In den Sedimenten finden sich Spuren aus der Frühzeit des Planeten, die faszinierende Geschichten erzählen: von Meteoriteneinschlägen und Kollisionen mit kleineren Körpern, die die Bausteine des Lebens mit sich gebracht haben könnten, aber auch von Flüssen und Seen, die den heute staubtrockenen Marsboden einmal bedeckten.

Instabiler Nachbar

Auch die Instabilität, die dem Mars zu seinem heutigen Antlitz verhalf, ist in die Landschaft eingeschrieben. An den ausgetrockneten Flusstälern und Seeböden lässt sich ablesen, dass das lebensfreundliche Zeitfenster auf dem Mars nur vergleichsweise kurz währte. Manche Schätzungen gehen davon aus, dass das Wasser vielleicht schon nach ein paar Hunderttausend Jahren wieder von der Oberfläche verschwand. Heute existiert es immerhin noch unterirdisch in den Polregionen – wie viel, ist unklar.

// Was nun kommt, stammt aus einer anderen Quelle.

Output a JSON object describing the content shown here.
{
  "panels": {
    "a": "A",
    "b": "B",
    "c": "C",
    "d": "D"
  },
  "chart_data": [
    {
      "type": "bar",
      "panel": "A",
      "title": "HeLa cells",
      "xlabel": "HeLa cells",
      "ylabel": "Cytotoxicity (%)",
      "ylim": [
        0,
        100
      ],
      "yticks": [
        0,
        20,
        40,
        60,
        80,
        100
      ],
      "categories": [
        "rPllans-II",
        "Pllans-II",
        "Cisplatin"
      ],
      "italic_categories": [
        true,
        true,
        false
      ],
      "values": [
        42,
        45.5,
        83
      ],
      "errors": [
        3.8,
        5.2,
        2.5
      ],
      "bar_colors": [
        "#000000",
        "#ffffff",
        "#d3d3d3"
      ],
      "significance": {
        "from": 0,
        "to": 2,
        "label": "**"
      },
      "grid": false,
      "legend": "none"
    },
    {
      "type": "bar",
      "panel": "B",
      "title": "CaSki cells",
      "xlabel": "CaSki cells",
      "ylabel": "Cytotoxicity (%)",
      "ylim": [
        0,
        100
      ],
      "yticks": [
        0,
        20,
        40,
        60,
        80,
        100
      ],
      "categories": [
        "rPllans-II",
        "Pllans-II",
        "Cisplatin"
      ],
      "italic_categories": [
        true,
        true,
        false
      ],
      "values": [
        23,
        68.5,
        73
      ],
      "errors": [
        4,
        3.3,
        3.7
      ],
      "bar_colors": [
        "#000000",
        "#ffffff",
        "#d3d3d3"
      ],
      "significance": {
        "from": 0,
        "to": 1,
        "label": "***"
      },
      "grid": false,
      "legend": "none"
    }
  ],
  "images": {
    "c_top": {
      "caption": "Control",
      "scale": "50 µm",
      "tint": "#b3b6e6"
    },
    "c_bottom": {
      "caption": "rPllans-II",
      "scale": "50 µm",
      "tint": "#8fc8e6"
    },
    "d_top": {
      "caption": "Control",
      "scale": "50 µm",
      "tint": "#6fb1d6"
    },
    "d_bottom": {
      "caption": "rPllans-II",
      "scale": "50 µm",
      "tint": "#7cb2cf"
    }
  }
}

"Der Mars hat im Vergleich mit der Erde ein paar Probleme: Er ist kleiner und hat weniger Anziehungskraft, dadurch ist es auch schwieriger, eine Atmosphäre zu halten", sagt Güdel, der mit seinem Team den folgenreichen Verlust der dichten Gashülle des Planeten erforscht. Wechselwirkungen der oberen Atmosphäre mit dem Sonnenwind, aber auch starke ultraviolette Bestrahlung waren beim Abbau der Marsatmosphäre ebenfalls beteiligt, womöglich spielte auch das Verschwinden eines globalen Marsmagnetfelds eine Rolle.

Krater mit Potenzial

Nicht nur die Atmosphäre wurde immer dünner, nach und nach gab es auch für das Wasser kein Halten mehr: Wasserdampf spaltet sich unter UV-Bestrahlung in Wasserstoff und Sauerstoff auf – und Wasserstoff ist so leicht, dass er schnell in den Weltraum entschwindet. "Der Mars hat einfach zu wenig Schutzmechanismen, seine Atmosphäre ist wahrscheinlich um einen Faktor 100 zusammengebrochen im Lauf der Zeit", sagt Güdel.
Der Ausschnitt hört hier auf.